Systemstabilität und Geldpolitik

Niklaus Blattner, Vizepräsident des Direktoriums

Universität Bern, Bern, 31.01.2006

Die Schweizerische Nationalbank (SNB) setzt sich seit einigen Jahren intensiv mit den Wechselwirkungen zwischen der Systemstabilität und der Geldpolitik auseinander. Die Arbeit dient einer Standortbestimmung. Sie zeigt wie fruchtbar diese Auseinandersetzung ist, aber auch, dass die Umsetzung der gewonnenen Erkenntnisse und deren Weiterentwicklung noch keineswegs abgeschlossen sind.

Ausgangspunkt ist die Analyse, wie sie sich z.B. im Jahresbericht der Bank für Internationalen Zahlungsausgleich (BIZ) 2005 niederschlug. Aus den Grundlagenpapieren der BIZ folgt die Aussage: Eine Geldpolitik, welche ausschliesslich auf die kürzerfristigen Gefahren für die Preisstabilität reagiert, fördert in der Verbindung mit liberalisierten Finanzsystemen die Elastizität der Wirtschaftssysteme. Nur indem die Geldpolitik auch auf sich aufbauende Ungleichgewichte in den Finanzmärkten reagiert, kann die Elastizität eingeschränkt werden. Sie kann dies tun, indem sie in Abstimmung mit dem Einsatz der makro- und mikroprudentiellen Instrumente erfolgt.

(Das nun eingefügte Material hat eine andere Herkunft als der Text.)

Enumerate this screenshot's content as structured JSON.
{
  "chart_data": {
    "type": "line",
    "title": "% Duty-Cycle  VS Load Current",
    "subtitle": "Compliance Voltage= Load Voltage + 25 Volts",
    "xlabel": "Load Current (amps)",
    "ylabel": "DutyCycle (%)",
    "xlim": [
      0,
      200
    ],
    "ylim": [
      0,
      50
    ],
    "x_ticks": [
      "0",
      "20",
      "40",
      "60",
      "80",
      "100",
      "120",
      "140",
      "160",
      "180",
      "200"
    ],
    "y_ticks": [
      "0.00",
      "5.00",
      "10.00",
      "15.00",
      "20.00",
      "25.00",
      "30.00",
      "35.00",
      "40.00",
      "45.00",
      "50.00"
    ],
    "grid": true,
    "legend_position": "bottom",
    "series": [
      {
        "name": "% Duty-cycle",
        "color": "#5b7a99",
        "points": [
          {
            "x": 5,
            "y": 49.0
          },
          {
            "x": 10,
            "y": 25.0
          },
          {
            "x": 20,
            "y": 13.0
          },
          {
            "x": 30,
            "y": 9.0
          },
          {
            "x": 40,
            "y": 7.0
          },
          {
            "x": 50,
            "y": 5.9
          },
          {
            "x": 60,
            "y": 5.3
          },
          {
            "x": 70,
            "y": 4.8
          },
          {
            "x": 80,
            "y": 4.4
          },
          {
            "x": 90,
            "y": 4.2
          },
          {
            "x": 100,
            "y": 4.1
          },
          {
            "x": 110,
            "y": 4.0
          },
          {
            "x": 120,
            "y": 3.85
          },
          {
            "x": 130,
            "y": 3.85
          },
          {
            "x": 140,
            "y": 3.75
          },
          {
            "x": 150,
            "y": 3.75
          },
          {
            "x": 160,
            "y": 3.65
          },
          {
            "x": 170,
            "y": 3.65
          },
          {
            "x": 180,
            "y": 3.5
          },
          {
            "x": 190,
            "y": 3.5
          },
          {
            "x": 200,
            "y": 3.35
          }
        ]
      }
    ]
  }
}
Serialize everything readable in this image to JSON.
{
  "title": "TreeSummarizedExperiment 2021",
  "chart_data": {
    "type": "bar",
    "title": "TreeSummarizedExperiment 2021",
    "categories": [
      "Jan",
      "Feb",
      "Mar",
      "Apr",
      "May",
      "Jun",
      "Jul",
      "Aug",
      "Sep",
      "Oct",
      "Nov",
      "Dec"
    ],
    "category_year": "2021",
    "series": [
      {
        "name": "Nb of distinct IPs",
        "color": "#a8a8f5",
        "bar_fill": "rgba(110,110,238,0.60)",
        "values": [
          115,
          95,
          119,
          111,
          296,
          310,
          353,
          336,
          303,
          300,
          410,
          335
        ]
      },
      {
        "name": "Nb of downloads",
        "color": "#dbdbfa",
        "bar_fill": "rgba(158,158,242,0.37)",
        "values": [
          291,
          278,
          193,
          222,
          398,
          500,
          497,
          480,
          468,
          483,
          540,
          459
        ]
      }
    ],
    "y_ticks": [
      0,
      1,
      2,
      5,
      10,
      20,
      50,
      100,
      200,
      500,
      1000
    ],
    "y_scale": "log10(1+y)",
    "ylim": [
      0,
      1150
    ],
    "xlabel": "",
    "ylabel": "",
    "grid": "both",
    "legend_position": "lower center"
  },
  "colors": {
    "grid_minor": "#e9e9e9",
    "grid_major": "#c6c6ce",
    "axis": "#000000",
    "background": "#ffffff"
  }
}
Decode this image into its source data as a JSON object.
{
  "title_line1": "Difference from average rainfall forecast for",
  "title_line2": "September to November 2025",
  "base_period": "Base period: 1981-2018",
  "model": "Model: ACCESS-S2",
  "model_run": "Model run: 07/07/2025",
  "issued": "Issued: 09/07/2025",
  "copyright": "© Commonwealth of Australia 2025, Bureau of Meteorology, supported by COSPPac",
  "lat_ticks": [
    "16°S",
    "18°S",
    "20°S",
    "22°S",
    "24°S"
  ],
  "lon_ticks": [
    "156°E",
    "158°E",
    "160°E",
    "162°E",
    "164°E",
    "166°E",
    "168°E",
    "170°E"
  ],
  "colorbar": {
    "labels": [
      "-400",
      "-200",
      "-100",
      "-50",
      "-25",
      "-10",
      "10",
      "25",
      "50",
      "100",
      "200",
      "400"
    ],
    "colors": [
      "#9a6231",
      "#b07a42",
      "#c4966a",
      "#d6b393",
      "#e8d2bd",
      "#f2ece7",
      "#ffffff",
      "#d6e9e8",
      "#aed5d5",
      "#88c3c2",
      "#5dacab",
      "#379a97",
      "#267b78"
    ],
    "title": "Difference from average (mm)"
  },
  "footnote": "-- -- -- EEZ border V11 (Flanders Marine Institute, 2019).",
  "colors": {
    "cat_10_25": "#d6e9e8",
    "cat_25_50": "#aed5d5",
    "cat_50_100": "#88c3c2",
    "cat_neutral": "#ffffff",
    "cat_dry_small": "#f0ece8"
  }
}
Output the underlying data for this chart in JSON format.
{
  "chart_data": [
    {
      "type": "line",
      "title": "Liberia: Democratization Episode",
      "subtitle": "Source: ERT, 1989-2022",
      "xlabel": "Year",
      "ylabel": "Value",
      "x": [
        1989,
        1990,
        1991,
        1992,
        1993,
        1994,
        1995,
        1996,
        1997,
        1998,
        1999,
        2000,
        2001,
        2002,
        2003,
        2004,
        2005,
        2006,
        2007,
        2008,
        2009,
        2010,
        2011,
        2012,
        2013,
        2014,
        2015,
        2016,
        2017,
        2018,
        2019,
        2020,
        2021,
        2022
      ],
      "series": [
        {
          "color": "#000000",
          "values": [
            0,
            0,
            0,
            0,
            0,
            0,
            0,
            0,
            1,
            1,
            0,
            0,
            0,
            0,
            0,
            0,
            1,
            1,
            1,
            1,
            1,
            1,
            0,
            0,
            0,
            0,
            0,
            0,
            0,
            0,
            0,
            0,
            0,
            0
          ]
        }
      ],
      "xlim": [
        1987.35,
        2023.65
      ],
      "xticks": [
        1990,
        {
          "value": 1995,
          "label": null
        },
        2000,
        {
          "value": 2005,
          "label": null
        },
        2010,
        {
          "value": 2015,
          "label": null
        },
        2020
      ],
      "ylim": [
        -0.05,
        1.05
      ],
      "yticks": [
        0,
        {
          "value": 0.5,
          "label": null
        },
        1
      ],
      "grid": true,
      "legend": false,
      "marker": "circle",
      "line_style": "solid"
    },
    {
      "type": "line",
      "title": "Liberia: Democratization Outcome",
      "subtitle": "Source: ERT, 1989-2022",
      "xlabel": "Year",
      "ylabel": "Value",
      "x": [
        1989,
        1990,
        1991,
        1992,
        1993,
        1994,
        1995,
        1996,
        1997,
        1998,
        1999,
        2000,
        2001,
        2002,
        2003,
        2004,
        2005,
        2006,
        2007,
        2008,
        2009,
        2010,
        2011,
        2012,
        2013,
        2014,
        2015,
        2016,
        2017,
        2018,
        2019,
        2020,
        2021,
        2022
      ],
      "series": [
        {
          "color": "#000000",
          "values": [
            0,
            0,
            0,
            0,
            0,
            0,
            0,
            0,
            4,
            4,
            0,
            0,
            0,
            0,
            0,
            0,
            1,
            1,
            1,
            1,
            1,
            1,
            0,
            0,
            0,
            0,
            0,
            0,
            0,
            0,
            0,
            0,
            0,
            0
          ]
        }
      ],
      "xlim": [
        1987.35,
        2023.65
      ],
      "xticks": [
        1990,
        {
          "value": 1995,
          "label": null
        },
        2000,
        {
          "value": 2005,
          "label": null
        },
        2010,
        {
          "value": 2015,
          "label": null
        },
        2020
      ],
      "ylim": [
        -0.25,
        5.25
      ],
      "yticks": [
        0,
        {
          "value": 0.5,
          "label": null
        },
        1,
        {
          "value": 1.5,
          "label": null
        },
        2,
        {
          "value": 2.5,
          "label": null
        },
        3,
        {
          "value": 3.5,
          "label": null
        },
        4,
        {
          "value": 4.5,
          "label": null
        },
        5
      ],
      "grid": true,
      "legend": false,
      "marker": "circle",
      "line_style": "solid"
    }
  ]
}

Vor diesem Hintergrund richtet sich der Blick auf die Aktivitäten der SNB. Deren Geldpolitik und deren Beiträge zur Systemstabilität dienen primär der Versorgung der Volkswirtschaft mit Liquidität. Indem sie miteinander verzahnt erfolgen, tragen sie den Erkenntnissen der internationalen Diskussion Rechnung. Die SNB stellt die Versorgung der Volkswirtschaft mit Liquidität in erster Linie mittels Geldmarktoperationen und unter bestimmten Bedingungen über ihre Funktion als "Lender of last resort" sicher. Die ausserordentliche Liquiditätshilfe kommt erst zum Einsatz, nachdem sich die Stabilität des Finanzsystems als akut gefährdet erweist. Einer solchen Gefährdung beugt die SNB vor, indem sie zu einer funktionstüchtigen Liquiditätsversorgung beiträgt. Sie erleichtert und sichert die bargeldlosen Zahlungssysteme, sie reguliert und überwacht sowohl die Zahlungs- als auch die Effektenabwicklungssysteme, und sie setzt sich für die Krisenresistenz dieser Systeme ein. Daneben beobachtet und analysiert die SNB fortlaufend das Geschehen im Finanzsystem und arbeitet eng mit der EBK, d.h. mit der Bankenaufsicht zusammen.

Die aktuelle Berücksichtigung von Informationen zur Stabilität des Finanzsystems anlässlich der geldpolitischen Entscheidungsbildung der SNB wird von drei Fragen getrieben. Die erste lautet: Ermöglicht der Einbezug von Informationen zur Stabilität des Bankensystems eine Verbesserung der Geldpolitik als Instrument zur Gewährleistung der Preisstabilität? Die zweite geht in die entgegengesetzte Richtung: Kann die Geldpolitik die Stabilität des Bankensektors beeinflussen? Und, falls die zweite Frage bejaht wird, lautet die dritte, normative Frage: Soll die Geldpolitik dazu benutzt werden, um die Stabilität im Bankensektor zu steigern?

Während die Antworten auf die erste und auf die zweite Frage positiv lauten, fällt die Antwort auf die dritte negativ aus. Die SNB verfügt neben der Geldpolitik über Alternativen, um ihren Beitrag zur Systemstabilität zu leisten. Das Instrument der Geldpolitik ist vom Gesetz her eindeutig der Gewährleistung der Preisstabilität zugeordnet. Ein Einsatz der Geldpolitik zugunsten der Stabilität des Bankensystems, aber unter Inkaufnahme von einer Verletzung des Ziels der Preisstabilität, wäre also unzulässig. Hinzu kommt, dass ein Gewinn auf der Seite der Stabilität des Bankensystems auf Kosten der Preisstabilität höchstens vorübergehender Natur wäre.